I joined DeepMind in April 2019 to work in the machine learning group of Nando de Freitas. Before that, I was a member of EPFL's CVLab since 2014, where I did my PhD supervised by Prof. Pascal Fua and Prof. Raphael Sznitman. In autumn 2017 during my internship at Google Research in Zurich I had a chance to work with Vittorio Ferrari and Jasper Uijlings.
I obtained my M.Sc. degree in Algorithms and Machine Learning from University of Helsinki. During that time, I also worked as a research assistant in the CoSCo group at HIIT. Before, I studied in Russia at the Higher School of Economics in the faculty of Business Informatics and Applied Mathematics.

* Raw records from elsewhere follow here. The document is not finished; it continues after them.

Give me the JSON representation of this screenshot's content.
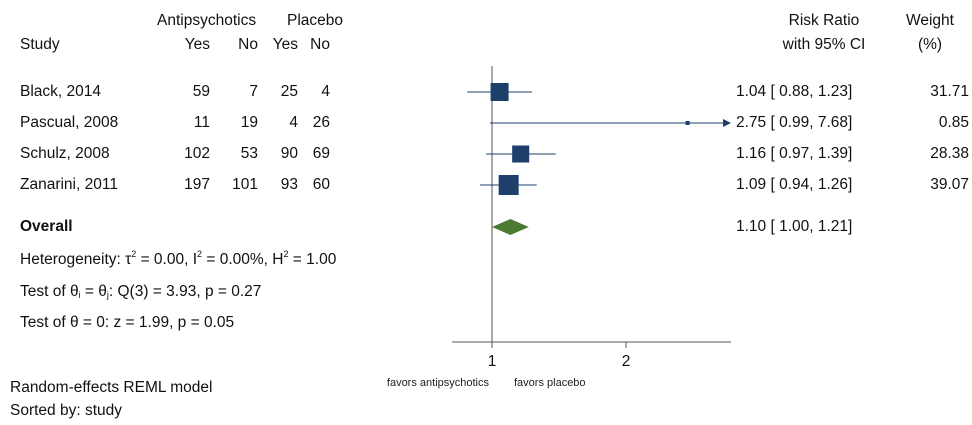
{
  "header": {
    "group1": "Antipsychotics",
    "group2": "Placebo",
    "study": "Study",
    "yes1": "Yes",
    "no1": "No",
    "yes2": "Yes",
    "no2": "No",
    "rr_line1": "Risk Ratio",
    "rr_line2": "with 95% CI",
    "weight_line1": "Weight",
    "weight_line2": "(%)"
  },
  "studies": [
    {
      "name": "Black, 2014",
      "yes1": "59",
      "no1": "7",
      "yes2": "25",
      "no2": "4",
      "ci_text": "1.04 [ 0.88, 1.23]",
      "weight_text": "31.71"
    },
    {
      "name": "Pascual, 2008",
      "yes1": "11",
      "no1": "19",
      "yes2": "4",
      "no2": "26",
      "ci_text": "2.75 [ 0.99, 7.68]",
      "weight_text": "0.85"
    },
    {
      "name": "Schulz, 2008",
      "yes1": "102",
      "no1": "53",
      "yes2": "90",
      "no2": "69",
      "ci_text": "1.16 [ 0.97, 1.39]",
      "weight_text": "28.38"
    },
    {
      "name": "Zanarini, 2011",
      "yes1": "197",
      "no1": "101",
      "yes2": "93",
      "no2": "60",
      "ci_text": "1.09 [ 0.94, 1.26]",
      "weight_text": "39.07"
    }
  ],
  "overall": {
    "label": "Overall",
    "ci_text": "1.10 [ 1.00, 1.21]"
  },
  "stats": {
    "het_prefix": "Heterogeneity: τ",
    "het_tau_sup": "2",
    "het_tau_val": " = 0.00, I",
    "het_i_sup": "2",
    "het_i_val": " = 0.00%, H",
    "het_h_sup": "2",
    "het_h_val": " = 1.00",
    "test1_a": "Test of θ",
    "test1_sub_i": "i",
    "test1_b": " = θ",
    "test1_sub_j": "j",
    "test1_c": ": Q(3) = 3.93, p = 0.27",
    "test2": "Test of θ = 0: z = 1.99, p = 0.05"
  },
  "axis": {
    "favors_left": "favors antipsychotics",
    "favors_right": "favors placebo"
  },
  "footer": {
    "model": "Random-effects REML model",
    "sorted": "Sorted by: study"
  },
  "colors": {
    "marker": "#1f3f6b",
    "diamond": "#4d7a32",
    "ci_line": "#1f3f6b",
    "axis": "#555555"
  },
  "chart_data": {
    "type": "forest",
    "measure": "Risk Ratio",
    "log_scale": true,
    "xticks": [
      1,
      2
    ],
    "null_line": 1,
    "studies": [
      {
        "name": "Black, 2014",
        "rr": 1.04,
        "lo": 0.88,
        "hi": 1.23,
        "weight": 31.71
      },
      {
        "name": "Pascual, 2008",
        "rr": 2.75,
        "lo": 0.99,
        "hi": 7.68,
        "weight": 0.85,
        "arrow_right": true
      },
      {
        "name": "Schulz, 2008",
        "rr": 1.16,
        "lo": 0.97,
        "hi": 1.39,
        "weight": 28.38
      },
      {
        "name": "Zanarini, 2011",
        "rr": 1.09,
        "lo": 0.94,
        "hi": 1.26,
        "weight": 39.07
      }
    ],
    "overall": {
      "rr": 1.1,
      "lo": 1.0,
      "hi": 1.21
    }
  }
}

During my PhD I worked on active learning (AL) for different classification tasks. Given a pool of unlabelled data, the goal of AL is to select which data should be annotated in order to learn the model as quickly as possible. In practice, this means that instead of asking experts to annotate everything, we decide iteratively and adaptively which datapoints should be labelled in priority. Many AL strategies could be proposed, without any of them clearly outperforming others. It led me to meta-learning approach to active learning, where a strategy is learnt from an ensemble of multiple previous AL problems. Most recently, I became interested in meta-learning approaches to different machine learning problems.
April, 2019: I started a new job as a Research Scientist at DeepMind!
January, 2019: We finished work on our new manuscript Discovering General-Purpose Active Learning Strategies with its code.
January, 2019: Our article Geometry in Active Learning for Binary and Multi-class Image Segmentation was published in Computer Vision and Image Understanding journal.
October, 2018: I defended my PhD thesis entitle Learning to Reduce Annotation Load. Youuuhoo! Thanks everyone who supported me during these years!